Her absence from the pews makes De Jong feel estranged from her hometown of Orange City, Iowa, where almost every street corner houses a church. It sometimes seems easier to find a person there who attends church twice on Sunday than not at all. The same goes for Sioux Center too, where Dordt resides.
“I don’t feel connected. I never have.” De Jong said. “I don’t like being cynical about it either. I know that there are good parts to Sioux Center and Orange City. It’s just that some people experience those good parts more often than other people do.”
De Jong is just one member in the growing population of young people leaving the church.
According to LifeWay Research, 70 percent of Protestants stop going to church for at least a year between ages 18 and 22. Of this group, 26 percent said their decision came as a result of judgmental or hypocritical church members, and another 15 percent claimed it was due to members acting unfriendly or unwelcoming.
“It’s a constant uphill battle” Van Dyk said on his relationship with the church over the pandemic. “I wouldn’t say it’s easy for me to feel like I’m being heard.”
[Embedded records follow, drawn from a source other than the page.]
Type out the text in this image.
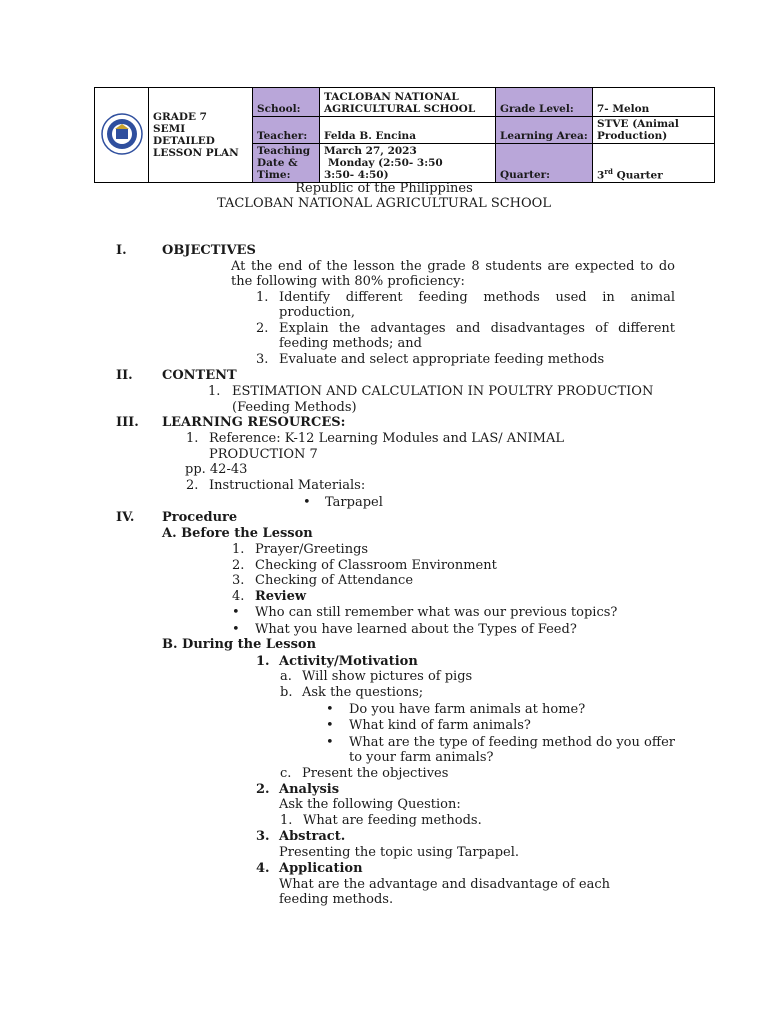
GRADE 7
SEMI
DETAILED
LESSON PLAN	School:	TACLOBAN NATIONAL AGRICULTURAL SCHOOL	Grade Level:	7- Melon
		Teacher:	Felda B. Encina	Learning Area:	STVE (Animal Production)
		Teaching Date & Time:	March 27, 2023
Monday (2:50- 3:50
3:50- 4:50)	Quarter:	3rd Quarter
Republic of the Philippines
TACLOBAN NATIONAL AGRICULTURAL SCHOOL
I.	OBJECTIVES
At the end of the lesson the grade 8 students are expected to do the following with 80% proficiency:
1. Identify different feeding methods used in animal production,
2. Explain the advantages and disadvantages of different feeding methods; and
3. Evaluate and select appropriate feeding methods
II. CONTENT
1. ESTIMATION AND CALCULATION IN POULTRY PRODUCTION
(Feeding Methods)
III. LEARNING RESOURCES:
1. Reference: K-12 Learning Modules and LAS/ ANIMAL
PRODUCTION 7
pp. 42-43
2. Instructional Materials:
• Tarpapel
IV. Procedure
A. Before the Lesson
1. Prayer/Greetings
2. Checking of Classroom Environment
3. Checking of Attendance
4. Review
• Who can still remember what was our previous topics?
• What you have learned about the Types of Feed?
B. During the Lesson
1. Activity/Motivation
a. Will show pictures of pigs
b. Ask the questions;
• Do you have farm animals at home?
• What kind of farm animals?
• What are the type of feeding method do you offer to your farm animals?
c. Present the objectives
2. Analysis
Ask the following Question:
1. What are feeding methods.
3. Abstract.
Presenting the topic using Tarpapel.
4. Application
What are the advantage and disadvantage of each
feeding methods.
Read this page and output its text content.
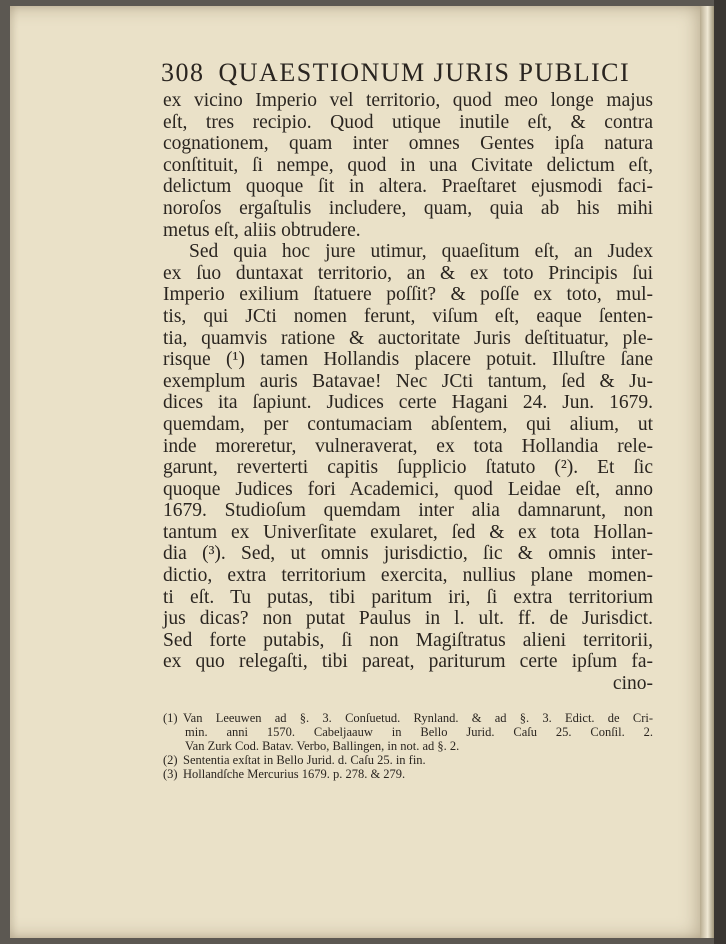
308 QUAESTIONUM JURIS PUBLICI
ex vicino Imperio vel territorio, quod meo longe majus
eſt, tres recipio. Quod utique inutile eſt, & contra
cognationem, quam inter omnes Gentes ipſa natura
conſtituit, ſi nempe, quod in una Civitate delictum eſt,
delictum quoque ſit in altera. Praeſtaret ejusmodi faci-
noroſos ergaſtulis includere, quam, quia ab his mihi
metus eſt, aliis obtrudere.
Sed quia hoc jure utimur, quaeſitum eſt, an Judex
ex ſuo duntaxat territorio, an & ex toto Principis ſui
Imperio exilium ſtatuere poſſit? & poſſe ex toto, mul-
tis, qui JCti nomen ferunt, viſum eſt, eaque ſenten-
tia, quamvis ratione & auctoritate Juris deſtituatur, ple-
risque (¹) tamen Hollandis placere potuit. Illuſtre ſane
exemplum auris Batavae! Nec JCti tantum, ſed & Ju-
dices ita ſapiunt. Judices certe Hagani 24. Jun. 1679.
quemdam, per contumaciam abſentem, qui alium, ut
inde moreretur, vulneraverat, ex tota Hollandia rele-
garunt, reverterti capitis ſupplicio ſtatuto (²). Et ſic
quoque Judices fori Academici, quod Leidae eſt, anno
1679. Studioſum quemdam inter alia damnarunt, non
tantum ex Univerſitate exularet, ſed & ex tota Hollan-
dia (³). Sed, ut omnis jurisdictio, ſic & omnis inter-
dictio, extra territorium exercita, nullius plane momen-
ti eſt. Tu putas, tibi paritum iri, ſi extra territorium
jus dicas? non putat Paulus in l. ult. ff. de Jurisdict.
Sed forte putabis, ſi non Magiſtratus alieni territorii,
ex quo relegaſti, tibi pareat, pariturum certe ipſum fa-
cino-
(1) Van Leeuwen ad §. 3. Conſuetud. Rynland. & ad §. 3. Edict. de Cri-
min. anni 1570. Cabeljaauw in Bello Jurid. Caſu 25. Conſil. 2.
Van Zurk Cod. Batav. Verbo, Ballingen, in not. ad §. 2.
(2) Sententia exſtat in Bello Jurid. d. Caſu 25. in fin.
(3) Hollandſche Mercurius 1679. p. 278. & 279.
Van Dyk watched the father of a close and Christian friend cast the only dissenting vote against a mask mandate for his hometown. He saw on social media other believers posting scripture to defend disobeying public health guidelines. It forced him to grapple with his faith and identity.
“It threw me off. As someone I thought I trusted, as someone who believed in some of the same values as I did.” Van Dyk said. “I felt like I was betrayed.”
This isn’t the only time large scale disillusionment with the church and other established societal structures has occurred either.
In the 1920s—following the prosperity of the Gilded Age—economic disparity fueled the Great Depression, the Spanish flu spread across the world, and tens of millions died in World War I. These catastrophic events formed a generation of grief-stricken individuals with no higher entity to cling to.
Almost one hundred years later exactly, history has mimicked itself. COVID-19 has taken the pandemic helm from the Spanish flu, and social unrest in the form of the Black Lives Matter movement has signified a discontent with the current status quo.
“We are already sort of used to living in this state of anxiety.” De Jong said. “A lot of us are just exhausted by that.”
Culpepper worries about people like De Jong and Van Dyk losing a sense of the importance of their engagement with culture. Their voices still matter, he believes, even when others try to silence it.
“We’ve got to meet strident rhetoric and irresponsible use of information with gentleness, with the fruit of the spirit.” Culpepper said. “Still care. Still be engaged.”